University of Sydney victorious in complex copyright case
A tale of secret recipes and corporate betrayal
After half a decade in court and over $1 million spent in legal costs, the University of Sydney has emerged victorious in its intellectual property dispute with ObjectiVision.
In a lengthy 209 page judgment handed down on Wednesday afternoon, the Federal Court vindicated the University’s position and ordered ObjectiVision to pay the University’s costs.
Legal disputes between ObjectiVision and the University first emerged in 2013 after ambitions to commercialise a new glaucoma-testing product using new scientific techniques collapsed.
The product was known as AccuMap and its associated software was patented by the University’s Save Sight Institute — a part of the Medical School — back in 1999. That year, ObjectiVision was born. Its mission: to make AccuMap a commercially viable product under an agreement with the University. To this end, the University gave ObjectiVision exclusive rights over AccuMap.
But, these lofty commercial ambitions began to falter in 2008 when ObjectiVision failed to meet performance standards and make certain payments to the University as required under the agreement. Then it ran out of funds and ceased work on AccuMap.
In response, the University — which had a 1.91% shareholding in the company — told ObjectiVision it would terminate its exclusive rights and ask another company, Visionsearch, to work on developing the technology instead.
A flurry of lawsuit threats followed before things escalated to the Federal Court, where the case quickly became a cause célèbre in the legal profession, thanks to the involvement of several heavyweight law firms.
The University lawyered up, retaining top-tier law advisors King and Wood Mallesons and a retinue of top silks. Its case alleged that ObjectiVision was infringing its patented technology and that its termination of ObjectiVision’s exclusive rights was valid.
ObjectiVision denied this and alleged that by engaging Visionsearch, the University had infringed its copyright of the AccuMap technology.
ObjectiVision also claimed that the University had plagiarised a key software code so it could produce a similar software which it then provided to Visionsearch.

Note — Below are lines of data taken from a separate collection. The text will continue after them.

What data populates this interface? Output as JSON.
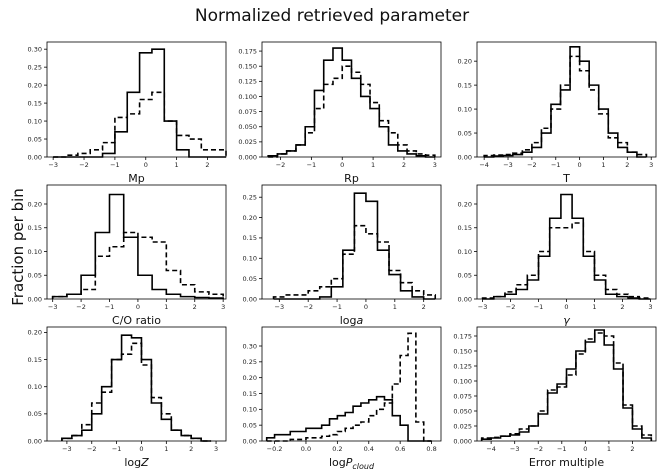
{
  "figure": {
    "title": "Normalized retrieved parameter",
    "ylabel": "Fraction per bin"
  },
  "chart_data": [
    {
      "type": "histogram",
      "xlabel": "Mp",
      "xlim": [
        -3.2,
        2.6
      ],
      "ylim": [
        0,
        0.32
      ],
      "xticks": [
        -3,
        -2,
        -1,
        0,
        1,
        2
      ],
      "yticks": [
        0.0,
        0.05,
        0.1,
        0.15,
        0.2,
        0.25,
        0.3
      ],
      "bin_edges": [
        -3,
        -2.6,
        -2.2,
        -1.8,
        -1.4,
        -1.0,
        -0.6,
        -0.2,
        0.2,
        0.6,
        1.0,
        1.4,
        1.8,
        2.2,
        2.6
      ],
      "series": [
        {
          "style": "solid",
          "values": [
            0.0,
            0.0,
            0.0,
            0.0,
            0.01,
            0.07,
            0.18,
            0.29,
            0.3,
            0.1,
            0.02,
            0.0,
            0.0,
            0.0
          ]
        },
        {
          "style": "dashed",
          "values": [
            0.0,
            0.005,
            0.01,
            0.02,
            0.04,
            0.11,
            0.12,
            0.16,
            0.18,
            0.1,
            0.06,
            0.05,
            0.02,
            0.02
          ]
        }
      ]
    },
    {
      "type": "histogram",
      "xlabel": "Rp",
      "xlim": [
        -2.6,
        3.2
      ],
      "ylim": [
        0,
        0.19
      ],
      "xticks": [
        -2,
        -1,
        0,
        1,
        2,
        3
      ],
      "yticks": [
        0.0,
        0.025,
        0.05,
        0.075,
        0.1,
        0.125,
        0.15,
        0.175
      ],
      "bin_edges": [
        -2.4,
        -2.1,
        -1.8,
        -1.5,
        -1.2,
        -0.9,
        -0.6,
        -0.3,
        0.0,
        0.3,
        0.6,
        0.9,
        1.2,
        1.5,
        1.8,
        2.1,
        2.4,
        2.7,
        3.0
      ],
      "series": [
        {
          "style": "solid",
          "values": [
            0.002,
            0.005,
            0.01,
            0.02,
            0.05,
            0.11,
            0.16,
            0.18,
            0.16,
            0.13,
            0.1,
            0.08,
            0.05,
            0.02,
            0.01,
            0.005,
            0.002,
            0.0
          ]
        },
        {
          "style": "dashed",
          "values": [
            0.0,
            0.005,
            0.01,
            0.02,
            0.04,
            0.08,
            0.12,
            0.13,
            0.15,
            0.14,
            0.12,
            0.09,
            0.06,
            0.04,
            0.02,
            0.01,
            0.005,
            0.003
          ]
        }
      ]
    },
    {
      "type": "histogram",
      "xlabel": "T",
      "xlim": [
        -4.3,
        3.2
      ],
      "ylim": [
        0,
        0.24
      ],
      "xticks": [
        -4,
        -3,
        -2,
        -1,
        0,
        1,
        2,
        3
      ],
      "yticks": [
        0.0,
        0.05,
        0.1,
        0.15,
        0.2
      ],
      "bin_edges": [
        -4,
        -3.6,
        -3.2,
        -2.8,
        -2.4,
        -2.0,
        -1.6,
        -1.2,
        -0.8,
        -0.4,
        0.0,
        0.4,
        0.8,
        1.2,
        1.6,
        2.0,
        2.4,
        2.8
      ],
      "series": [
        {
          "style": "solid",
          "values": [
            0.0,
            0.002,
            0.003,
            0.005,
            0.01,
            0.02,
            0.05,
            0.11,
            0.14,
            0.23,
            0.2,
            0.15,
            0.1,
            0.05,
            0.02,
            0.01,
            0.0
          ]
        },
        {
          "style": "dashed",
          "values": [
            0.003,
            0.004,
            0.005,
            0.008,
            0.015,
            0.03,
            0.06,
            0.1,
            0.15,
            0.21,
            0.18,
            0.14,
            0.09,
            0.04,
            0.03,
            0.01,
            0.005
          ]
        }
      ]
    },
    {
      "type": "histogram",
      "xlabel": "C/O ratio",
      "xlim": [
        -3.2,
        3.1
      ],
      "ylim": [
        0,
        0.24
      ],
      "xticks": [
        -3,
        -2,
        -1,
        0,
        1,
        2,
        3
      ],
      "yticks": [
        0.0,
        0.05,
        0.1,
        0.15,
        0.2
      ],
      "bin_edges": [
        -3,
        -2.5,
        -2.0,
        -1.5,
        -1.0,
        -0.5,
        0.0,
        0.5,
        1.0,
        1.5,
        2.0,
        2.5,
        3.0
      ],
      "series": [
        {
          "style": "solid",
          "values": [
            0.005,
            0.01,
            0.05,
            0.14,
            0.22,
            0.13,
            0.05,
            0.02,
            0.01,
            0.005,
            0.003,
            0.002
          ]
        },
        {
          "style": "dashed",
          "values": [
            0.005,
            0.01,
            0.02,
            0.09,
            0.11,
            0.14,
            0.13,
            0.12,
            0.06,
            0.03,
            0.015,
            0.01
          ]
        }
      ]
    },
    {
      "type": "histogram",
      "xlabel": "loga",
      "xlim": [
        -3.6,
        2.6
      ],
      "ylim": [
        0,
        0.28
      ],
      "xticks": [
        -3,
        -2,
        -1,
        0,
        1,
        2
      ],
      "yticks": [
        0.0,
        0.05,
        0.1,
        0.15,
        0.2,
        0.25
      ],
      "bin_edges": [
        -3.2,
        -2.8,
        -2.4,
        -2.0,
        -1.6,
        -1.2,
        -0.8,
        -0.4,
        0.0,
        0.4,
        0.8,
        1.2,
        1.6,
        2.0,
        2.4
      ],
      "series": [
        {
          "style": "solid",
          "values": [
            0.0,
            0.0,
            0.0,
            0.0,
            0.005,
            0.03,
            0.12,
            0.26,
            0.24,
            0.12,
            0.06,
            0.02,
            0.005,
            0.0
          ]
        },
        {
          "style": "dashed",
          "values": [
            0.005,
            0.01,
            0.01,
            0.02,
            0.03,
            0.05,
            0.11,
            0.18,
            0.16,
            0.14,
            0.07,
            0.04,
            0.02,
            0.01
          ]
        }
      ]
    },
    {
      "type": "histogram",
      "xlabel": "γ",
      "xlim": [
        -3.2,
        3.2
      ],
      "ylim": [
        0,
        0.24
      ],
      "xticks": [
        -3,
        -2,
        -1,
        0,
        1,
        2,
        3
      ],
      "yticks": [
        0.0,
        0.05,
        0.1,
        0.15,
        0.2
      ],
      "bin_edges": [
        -3,
        -2.6,
        -2.2,
        -1.8,
        -1.4,
        -1.0,
        -0.6,
        -0.2,
        0.2,
        0.6,
        1.0,
        1.4,
        1.8,
        2.2,
        2.6,
        3.0
      ],
      "series": [
        {
          "style": "solid",
          "values": [
            0.0,
            0.005,
            0.01,
            0.02,
            0.04,
            0.09,
            0.17,
            0.22,
            0.17,
            0.09,
            0.04,
            0.01,
            0.005,
            0.002,
            0.0
          ]
        },
        {
          "style": "dashed",
          "values": [
            0.002,
            0.005,
            0.015,
            0.03,
            0.05,
            0.1,
            0.15,
            0.15,
            0.16,
            0.1,
            0.05,
            0.02,
            0.01,
            0.005,
            0.002
          ]
        }
      ]
    },
    {
      "type": "histogram",
      "xlabel": "logZ",
      "xlim": [
        -3.8,
        3.4
      ],
      "ylim": [
        0,
        0.21
      ],
      "xticks": [
        -3,
        -2,
        -1,
        0,
        1,
        2,
        3
      ],
      "yticks": [
        0.0,
        0.05,
        0.1,
        0.15,
        0.2
      ],
      "bin_edges": [
        -3.2,
        -2.8,
        -2.4,
        -2.0,
        -1.6,
        -1.2,
        -0.8,
        -0.4,
        0.0,
        0.4,
        0.8,
        1.2,
        1.6,
        2.0,
        2.4,
        2.8
      ],
      "series": [
        {
          "style": "solid",
          "values": [
            0.005,
            0.01,
            0.02,
            0.05,
            0.1,
            0.15,
            0.195,
            0.19,
            0.15,
            0.07,
            0.04,
            0.02,
            0.01,
            0.005,
            0.0
          ]
        },
        {
          "style": "dashed",
          "values": [
            0.005,
            0.01,
            0.03,
            0.07,
            0.09,
            0.15,
            0.16,
            0.18,
            0.14,
            0.08,
            0.05,
            0.02,
            0.01,
            0.005,
            0.0
          ]
        }
      ]
    },
    {
      "type": "histogram",
      "xlabel": "logP_cloud",
      "xlim": [
        -0.28,
        0.86
      ],
      "ylim": [
        0,
        0.36
      ],
      "xticks": [
        -0.2,
        0.0,
        0.2,
        0.4,
        0.6,
        0.8
      ],
      "yticks": [
        0.0,
        0.05,
        0.1,
        0.15,
        0.2,
        0.25,
        0.3
      ],
      "bin_edges": [
        -0.25,
        -0.2,
        -0.15,
        -0.1,
        -0.05,
        0.0,
        0.05,
        0.1,
        0.15,
        0.2,
        0.25,
        0.3,
        0.35,
        0.4,
        0.45,
        0.5,
        0.55,
        0.6,
        0.65,
        0.7,
        0.75,
        0.8
      ],
      "series": [
        {
          "style": "solid",
          "values": [
            0.01,
            0.02,
            0.02,
            0.03,
            0.03,
            0.04,
            0.04,
            0.05,
            0.07,
            0.08,
            0.09,
            0.11,
            0.12,
            0.13,
            0.14,
            0.13,
            0.08,
            0.05,
            0.0,
            0.0,
            0.0
          ]
        },
        {
          "style": "dashed",
          "values": [
            0.0,
            0.0,
            0.0,
            0.005,
            0.005,
            0.01,
            0.01,
            0.015,
            0.02,
            0.03,
            0.04,
            0.05,
            0.06,
            0.08,
            0.1,
            0.12,
            0.18,
            0.27,
            0.34,
            0.06,
            0.0
          ]
        }
      ]
    },
    {
      "type": "histogram",
      "xlabel": "Error multiple",
      "xlim": [
        -4.6,
        3.0
      ],
      "ylim": [
        0,
        0.19
      ],
      "xticks": [
        -4,
        -3,
        -2,
        -1,
        0,
        1,
        2
      ],
      "yticks": [
        0.0,
        0.025,
        0.05,
        0.075,
        0.1,
        0.125,
        0.15,
        0.175
      ],
      "bin_edges": [
        -4.4,
        -4.0,
        -3.6,
        -3.2,
        -2.8,
        -2.4,
        -2.0,
        -1.6,
        -1.2,
        -0.8,
        -0.4,
        0.0,
        0.4,
        0.8,
        1.2,
        1.6,
        2.0,
        2.4,
        2.8
      ],
      "series": [
        {
          "style": "solid",
          "values": [
            0.003,
            0.005,
            0.008,
            0.01,
            0.015,
            0.025,
            0.045,
            0.08,
            0.095,
            0.12,
            0.15,
            0.165,
            0.185,
            0.16,
            0.12,
            0.055,
            0.02,
            0.005
          ]
        },
        {
          "style": "dashed",
          "values": [
            0.005,
            0.006,
            0.008,
            0.012,
            0.02,
            0.025,
            0.05,
            0.085,
            0.09,
            0.11,
            0.145,
            0.17,
            0.18,
            0.175,
            0.13,
            0.06,
            0.025,
            0.01
          ]
        }
      ]
    }
  ]
}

The Court ultimately agreed with the University, resolving all of these claims, but not before half a decade of courtroom skirmishing took its toll. Last year, ObjectiVision paid the University $21,525 for delays that had pushed back the trial.
An official University spokesperson told Honi that it was “pleased with the outcome of the proceedings” but declined to comment further on associated costs.
The University’s expenditure on the ObjectiVision lawsuit alone surpasses its total legal costs in more than twenty cases concluded in 2018 and 2017.
Close to $326,000 was spent on legal proceedings which concluded in 2018.
Of that, up to $110,000 went to a legal matter in the Federal Circuit Court, according to data obtained by Honi under freedom of information legislation.